«¡Hipócrita lector —mi semejante— mi hermano!»
«Hypocrite lecteur, —mon semblable—, mon frère!»
Charles Baudelaire
«¿La vieja y repudiable violencia criminal contra la mujer y contra la integridad de los cuerpos? O, muy por lo contrario: ¿Defensa anti-fascista de una cierta belleza (in)humana; protección del derecho universal, anticosmético, a la modélica (im)perfección de los cuerpos?» Armando Almánzar-Botello.
«Ciertamente, podemos leer a Sade según un Principio de Violencia; pero podemos leerlo también (y es lo que él nos recomienda) según un Principio de Delicadeza. La delicadeza sadiana no es un producto de clase, un atributo de civilización, un estilo de cultura. Es una potencia de análisis y un poder de goce: análisis y goce se reúnen en beneficio de una exaltación desconocida por nuestras sociedades y que por eso mismo constituye la más formidable utopía.» Roland Barthes.
«El respeto no es más que el rodeo de la violencia.»
Georges Bataille.
«Amor: mecanismo de reparación simbólica de daños imaginarios.»
Melanie Klein.
«…Es preciso resaltar aquí —ante la fórmula de la fantasía perversa (a ◊ $), fórmula que parece otorgar al sujeto perverso, actuando en el lugar de agente, la misma posición estructural que asume el analista en la transferencia—, que si dicho analista “hace semblante” del objeto “a”, no se identifica completamente con dicho objeto en su vertiente obturadora, tal como lo efectúa el perverso, cuya “voluntad de goce” (Lacan), lo hace considerarse a sí mismo como un objeto plenipotenciario imprescindible para generar el goce absoluto del otro en tanto que figura sometida, escindida subjetivamente ($), situada en el lugar del masoquismo, y finalmente torturada y eviscerada…» (Fragmento).
Armando Almánzar-Botello. “Psicosis bajo transferencia. Glosando a Lacan-Broca-Miller.”
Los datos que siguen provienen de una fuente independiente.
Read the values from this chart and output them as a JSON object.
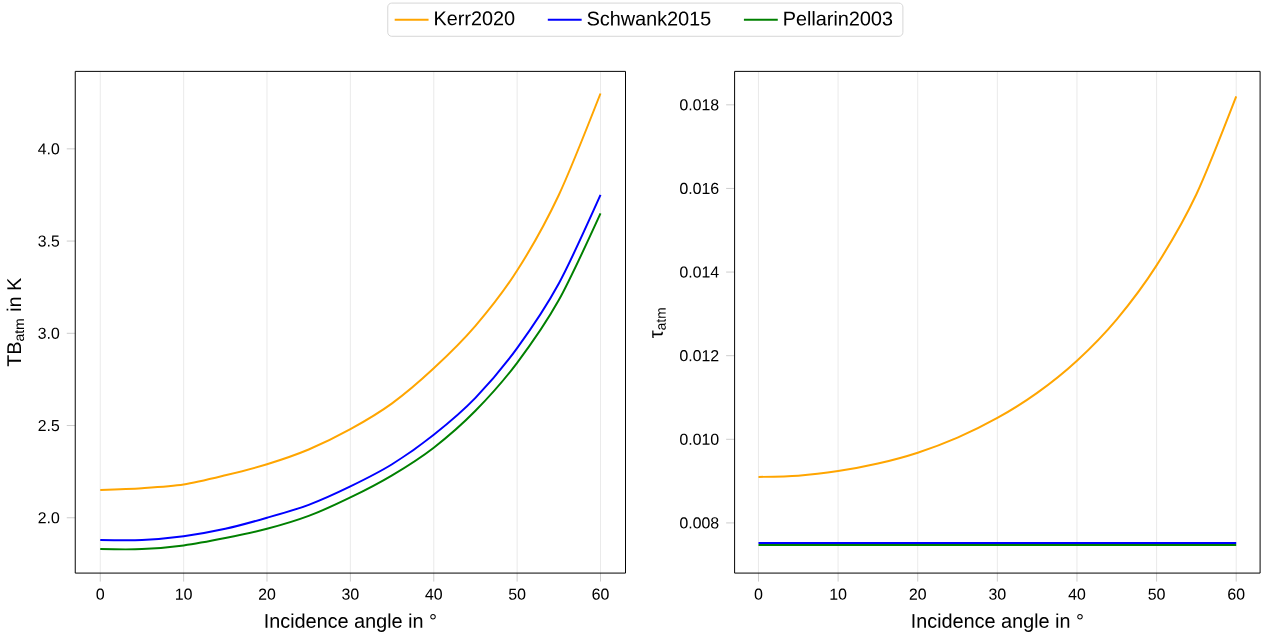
{
  "chart_data": [
    {
      "type": "line",
      "xlabel": "Incidence angle in °",
      "ylabel": "TB$_{atm}$ in K",
      "x": [
        0,
        5,
        10,
        15,
        20,
        25,
        30,
        35,
        40,
        45,
        50,
        55,
        60
      ],
      "series": [
        {
          "name": "Kerr2020",
          "color": "#ffa500",
          "values": [
            2.15,
            2.16,
            2.18,
            2.23,
            2.29,
            2.37,
            2.48,
            2.62,
            2.81,
            3.04,
            3.34,
            3.75,
            4.3
          ]
        },
        {
          "name": "Schwank2015",
          "color": "#0000ff",
          "values": [
            1.88,
            1.88,
            1.9,
            1.94,
            2.0,
            2.07,
            2.17,
            2.29,
            2.45,
            2.65,
            2.92,
            3.27,
            3.75
          ]
        },
        {
          "name": "Pellarin2003",
          "color": "#008000",
          "values": [
            1.83,
            1.83,
            1.85,
            1.89,
            1.94,
            2.01,
            2.11,
            2.23,
            2.38,
            2.58,
            2.84,
            3.18,
            3.65
          ]
        }
      ],
      "xlim": [
        -3,
        63
      ],
      "xticks": [
        0,
        10,
        20,
        30,
        40,
        50,
        60
      ],
      "ylim": [
        1.7,
        4.42
      ],
      "yticks": [
        {
          "value": 2.0,
          "label": "2.0"
        },
        2.5,
        {
          "value": 3.0,
          "label": "3.0"
        },
        3.5,
        {
          "value": 4.0,
          "label": "4.0"
        }
      ],
      "grid": "x",
      "legend": "top",
      "marker": "none",
      "line_style": "solid"
    },
    {
      "type": "line",
      "xlabel": "Incidence angle in °",
      "ylabel": "τ$_{atm}$",
      "x": [
        0,
        5,
        10,
        15,
        20,
        25,
        30,
        35,
        40,
        45,
        50,
        55,
        60
      ],
      "series": [
        {
          "color": "#ffa500",
          "values": [
            0.0091,
            0.00913,
            0.00924,
            0.00942,
            0.00968,
            0.01004,
            0.01051,
            0.01111,
            0.01188,
            0.01287,
            0.01416,
            0.01586,
            0.0182
          ]
        },
        {
          "color": "#0000ff",
          "values": [
            0.00752,
            0.00752,
            0.00752,
            0.00752,
            0.00752,
            0.00752,
            0.00752,
            0.00752,
            0.00752,
            0.00752,
            0.00752,
            0.00752,
            0.00752
          ]
        },
        {
          "color": "#008000",
          "values": [
            0.00747,
            0.00747,
            0.00747,
            0.00747,
            0.00747,
            0.00747,
            0.00747,
            0.00747,
            0.00747,
            0.00747,
            0.00747,
            0.00747,
            0.00747
          ]
        }
      ],
      "xlim": [
        -3,
        63
      ],
      "xticks": [
        0,
        10,
        20,
        30,
        40,
        50,
        60
      ],
      "ylim": [
        0.0068,
        0.0188
      ],
      "yticks": [
        0.008,
        {
          "value": 0.01,
          "label": "0.010"
        },
        0.012,
        0.014,
        0.016,
        0.018
      ],
      "grid": "x",
      "marker": "none",
      "line_style": "solid"
    }
  ]
}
Yo no insulto a ninguna mujer si deseo serle fiel a otra, porque a la mujer que yo insulto, tarde o temprano la penetro, ya sea por la vagina, por el ano, por la boca… o simplemente le abro un moderado agujero copulador en la cabeza, en el vientre o en la espalda…
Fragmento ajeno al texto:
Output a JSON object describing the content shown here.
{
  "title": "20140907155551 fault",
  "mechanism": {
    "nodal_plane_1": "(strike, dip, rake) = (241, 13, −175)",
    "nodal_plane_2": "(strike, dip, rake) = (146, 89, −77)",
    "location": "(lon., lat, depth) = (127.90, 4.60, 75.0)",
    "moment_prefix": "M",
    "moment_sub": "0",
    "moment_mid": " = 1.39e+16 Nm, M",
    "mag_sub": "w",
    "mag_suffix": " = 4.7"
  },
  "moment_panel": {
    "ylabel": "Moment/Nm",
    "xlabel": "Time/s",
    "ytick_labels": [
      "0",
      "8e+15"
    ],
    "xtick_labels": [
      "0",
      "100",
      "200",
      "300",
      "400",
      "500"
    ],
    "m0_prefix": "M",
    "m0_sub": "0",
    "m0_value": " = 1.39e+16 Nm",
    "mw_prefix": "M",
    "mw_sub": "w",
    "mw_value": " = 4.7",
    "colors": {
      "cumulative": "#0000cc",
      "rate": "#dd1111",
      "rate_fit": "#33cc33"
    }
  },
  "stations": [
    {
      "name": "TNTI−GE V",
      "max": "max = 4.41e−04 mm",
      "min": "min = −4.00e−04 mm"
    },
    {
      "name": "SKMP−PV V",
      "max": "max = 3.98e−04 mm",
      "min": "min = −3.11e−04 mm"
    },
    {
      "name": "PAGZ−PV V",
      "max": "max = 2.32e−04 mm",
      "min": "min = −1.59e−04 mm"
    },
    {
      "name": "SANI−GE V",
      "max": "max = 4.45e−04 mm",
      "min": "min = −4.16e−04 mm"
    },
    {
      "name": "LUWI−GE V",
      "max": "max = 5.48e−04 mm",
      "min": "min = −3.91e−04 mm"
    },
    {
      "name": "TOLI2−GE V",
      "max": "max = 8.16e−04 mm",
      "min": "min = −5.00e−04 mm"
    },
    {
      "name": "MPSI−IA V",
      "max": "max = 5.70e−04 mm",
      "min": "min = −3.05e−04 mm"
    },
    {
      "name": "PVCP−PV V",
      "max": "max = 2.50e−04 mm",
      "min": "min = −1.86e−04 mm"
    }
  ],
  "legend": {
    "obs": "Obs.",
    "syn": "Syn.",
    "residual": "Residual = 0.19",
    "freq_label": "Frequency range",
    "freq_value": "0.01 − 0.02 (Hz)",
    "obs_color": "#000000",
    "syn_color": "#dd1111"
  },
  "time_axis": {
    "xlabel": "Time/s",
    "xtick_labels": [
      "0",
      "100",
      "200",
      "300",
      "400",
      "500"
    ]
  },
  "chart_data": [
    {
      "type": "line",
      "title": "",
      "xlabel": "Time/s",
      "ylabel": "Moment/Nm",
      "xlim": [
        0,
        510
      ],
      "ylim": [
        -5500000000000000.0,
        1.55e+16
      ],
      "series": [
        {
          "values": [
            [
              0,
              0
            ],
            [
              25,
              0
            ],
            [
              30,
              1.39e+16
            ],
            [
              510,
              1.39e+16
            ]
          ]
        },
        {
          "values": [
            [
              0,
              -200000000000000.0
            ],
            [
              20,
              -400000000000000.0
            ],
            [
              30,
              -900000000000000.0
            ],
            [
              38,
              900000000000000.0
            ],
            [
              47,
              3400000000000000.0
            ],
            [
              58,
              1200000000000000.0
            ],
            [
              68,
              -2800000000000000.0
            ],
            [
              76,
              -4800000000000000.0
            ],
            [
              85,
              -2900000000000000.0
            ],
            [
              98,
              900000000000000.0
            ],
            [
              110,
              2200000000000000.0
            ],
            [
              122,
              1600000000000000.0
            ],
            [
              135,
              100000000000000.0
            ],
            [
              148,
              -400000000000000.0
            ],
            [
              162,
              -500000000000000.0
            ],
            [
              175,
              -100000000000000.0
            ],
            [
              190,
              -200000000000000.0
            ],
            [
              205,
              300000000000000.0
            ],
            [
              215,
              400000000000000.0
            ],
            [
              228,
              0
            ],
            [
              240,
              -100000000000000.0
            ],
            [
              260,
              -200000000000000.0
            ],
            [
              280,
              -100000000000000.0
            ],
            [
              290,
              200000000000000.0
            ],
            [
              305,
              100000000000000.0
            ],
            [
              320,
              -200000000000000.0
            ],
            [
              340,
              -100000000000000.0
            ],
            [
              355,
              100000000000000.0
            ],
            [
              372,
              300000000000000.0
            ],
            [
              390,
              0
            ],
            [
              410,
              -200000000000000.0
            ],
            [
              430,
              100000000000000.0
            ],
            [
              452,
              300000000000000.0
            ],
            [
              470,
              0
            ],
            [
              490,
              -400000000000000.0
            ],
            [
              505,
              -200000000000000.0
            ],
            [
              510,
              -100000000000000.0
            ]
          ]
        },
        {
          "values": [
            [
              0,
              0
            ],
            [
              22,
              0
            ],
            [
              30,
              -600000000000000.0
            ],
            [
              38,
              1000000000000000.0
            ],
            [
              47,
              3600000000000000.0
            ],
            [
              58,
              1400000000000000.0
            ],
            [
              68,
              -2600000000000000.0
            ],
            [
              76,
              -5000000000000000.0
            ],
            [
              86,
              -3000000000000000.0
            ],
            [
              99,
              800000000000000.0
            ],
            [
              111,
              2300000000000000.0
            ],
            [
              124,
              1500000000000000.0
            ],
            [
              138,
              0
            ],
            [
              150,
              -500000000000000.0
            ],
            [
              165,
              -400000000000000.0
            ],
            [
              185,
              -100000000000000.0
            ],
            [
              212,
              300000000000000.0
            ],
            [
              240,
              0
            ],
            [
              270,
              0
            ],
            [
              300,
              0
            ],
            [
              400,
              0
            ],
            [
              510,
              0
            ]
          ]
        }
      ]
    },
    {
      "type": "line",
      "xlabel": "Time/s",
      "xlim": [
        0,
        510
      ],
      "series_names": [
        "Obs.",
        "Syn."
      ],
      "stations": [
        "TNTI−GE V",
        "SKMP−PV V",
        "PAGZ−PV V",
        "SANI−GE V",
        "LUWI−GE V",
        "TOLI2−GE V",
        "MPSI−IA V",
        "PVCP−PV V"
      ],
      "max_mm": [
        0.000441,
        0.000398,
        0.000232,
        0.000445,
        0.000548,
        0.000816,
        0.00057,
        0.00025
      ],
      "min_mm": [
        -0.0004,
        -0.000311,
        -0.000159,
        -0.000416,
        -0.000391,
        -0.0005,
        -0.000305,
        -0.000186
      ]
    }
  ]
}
Por ello, respetando con rigor el principio de refinamiento, a las mujeres convencionalmente feas —o a las que simplemente no me gustan—, nunca les hablo de un modo inelegante o descompuesto.
Y si estas particulares niñas o viejas “feas” —que merecerían, quizá, otro tipo de insulto estimulante—, de un modo indigno y malagradecido hablan mal de mí pese a mi trato cortés, yo sé que su motivación profunda estriba en que adivinan sutilmente mi elaborado sistema filosófico, y éste las excita.
Se masturban entonces en mi nombre, mientras me leen con avidez al pie brioso de la letra, destilando en el tálamo libido su arcano entreabierto en refulgencias, goteando aquel seráfico licor a-teológico, efecto de apofático arrebato imperturbable, sacratísimo y gimiente.
Muy místicas algunas han tenido la insolencia telemática de hacérmelo saber, a través de una oblicua mensajería erótica, discretamente promisoria, que ha tenido, sin proponérselo mi yo, sus legítimas consecuencias ético-prácticas.
Mi ardor genotextual devino así agente oscuro, gruñido seminal, eutiquia y distiquia en las cabañas litorales de la isla y lo alienígena, por causa indecidible de las huellas más bifrontes, literales liberadas en literas de cornúpeto fornicio.
Por lo demás, siempre me han fascinado los maniquíes femeninos, pintarrajeados con volátiles colores eléctricos y fosforescentes: para des-pan-zurrarlos desnudos en los fríos espejos de lo neutro indolente.
Diciembre de 2011 (Texto retocado por el autor). Santo Domingo, R.D.